1>(-2 & -(4 & 5 v-2)). it is clearly satisgiable

is a valid input to polSAT. Any text that follows `.' of the input (in the above example: it is clearly satisfiable) is treated as a comment.

polSAT also accepts inputs in DIMACS SAT format (use .sat file extension).

polSAT source

polSAT's code is availabe on request and free of charge.

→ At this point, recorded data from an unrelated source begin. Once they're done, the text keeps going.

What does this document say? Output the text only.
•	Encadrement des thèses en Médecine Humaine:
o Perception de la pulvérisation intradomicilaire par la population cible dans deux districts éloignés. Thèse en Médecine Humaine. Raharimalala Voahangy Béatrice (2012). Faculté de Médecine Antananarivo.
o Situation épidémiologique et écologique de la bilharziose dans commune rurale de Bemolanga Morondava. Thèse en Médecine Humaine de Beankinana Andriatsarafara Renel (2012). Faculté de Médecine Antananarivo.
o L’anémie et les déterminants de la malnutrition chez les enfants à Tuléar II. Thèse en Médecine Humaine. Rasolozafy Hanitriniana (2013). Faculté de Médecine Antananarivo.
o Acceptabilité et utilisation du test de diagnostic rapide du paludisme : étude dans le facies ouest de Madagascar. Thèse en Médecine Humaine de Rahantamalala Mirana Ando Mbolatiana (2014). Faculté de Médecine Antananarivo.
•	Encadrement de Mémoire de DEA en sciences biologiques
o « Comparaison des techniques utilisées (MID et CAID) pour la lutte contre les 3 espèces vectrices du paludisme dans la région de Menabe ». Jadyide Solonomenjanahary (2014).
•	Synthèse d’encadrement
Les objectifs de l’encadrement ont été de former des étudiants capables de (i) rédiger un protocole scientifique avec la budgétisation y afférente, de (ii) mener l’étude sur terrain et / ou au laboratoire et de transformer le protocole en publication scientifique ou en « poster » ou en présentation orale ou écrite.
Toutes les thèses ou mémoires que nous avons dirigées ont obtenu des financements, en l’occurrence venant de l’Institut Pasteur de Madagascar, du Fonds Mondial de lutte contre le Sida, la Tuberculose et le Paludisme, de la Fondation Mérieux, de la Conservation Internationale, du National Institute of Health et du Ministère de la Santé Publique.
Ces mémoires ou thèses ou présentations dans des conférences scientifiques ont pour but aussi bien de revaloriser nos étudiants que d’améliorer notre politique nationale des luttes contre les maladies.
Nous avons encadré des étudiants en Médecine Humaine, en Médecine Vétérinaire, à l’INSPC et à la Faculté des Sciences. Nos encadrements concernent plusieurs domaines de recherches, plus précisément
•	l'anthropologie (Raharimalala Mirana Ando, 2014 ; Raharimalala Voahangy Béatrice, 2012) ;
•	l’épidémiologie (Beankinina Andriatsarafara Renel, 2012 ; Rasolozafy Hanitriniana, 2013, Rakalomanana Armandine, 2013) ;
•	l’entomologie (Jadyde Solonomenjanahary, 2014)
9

Any person obtaining a copy of polSAT can use, copy, modify, merge, publish, distribute it without restrictions.

USING polSAT

Execute: polsat
with no arguments to see the usage information.

Execute: polsat [parameters] input_file
to search for a solution to a given SAT problem.

PRINTED STATISTICS

Problem information and execution statistics are displayed as shown in this example:

Input formula                : test-problems/h-cnf-60-140-flat.sat
Variable selection algorithm : polsat
Candidate list heuristic     : all-all
Variable selection heuristic : min-cv
Filtering heuristic          : rand
Number of tries              : 100
Cutoff                       : 10000
Noise                        : 0.50

Machine name                 : indigo

Highest variable index       : 60
Polarized variables          : 0

|--------------------------------------------------------------------------------------------|
| try | sat.       | total flips | total time    | f.p.s. | candlist size | clash values     |
|     | assignment | this try    | this try (ms) |        | (min/max/avg) | (init/best/mean) |
|--------------------------------------------------------------------------------------------|
|   1 | found      |         975 |            10 |  97500 |    2  33   7  |      35   0    8 |
|   2 | found      |         582 |            10 |  58200 |    2  42   7  |      25   0    8 |
|   3 | found      |        3561 |            50 |  71220 |    2  45   7  |      27   0   10 |
.     .            .             .               .        .               .                  .
.     .            .             .               .        .               .                  .
.     .            .             .               .        .               .                  .    
|  99 | found      |         664 |            20 |  33200 |    2  33   6  |      20   0    7 |
| 100 | found      |        4194 |           100 |  41940 |    2  50   7  |      26   0   10 |
|--------------------------------------------------------------------------------------------|

Success rate                  :      94.0%
Mean number of flips when SAT :       2558
Mean f.p.s.                   :      53050
Mean candidate list size      :          7
Mean clash value              :          8
   

The meanings of the table's columns are as follows:

2nd column - reports whether or not a satisfying assignment was found,
3rd column - reports the total number of flips for a given try,
4th column - reports the execution time of a given try,
5th column - reports the number of flips/sec for a given try,
6th column - keeps track of the CandList size (minimal, maximal, average) for a given try,
7th column - records the cumulative clash value of the input formula for a given try (initial, best, and mean).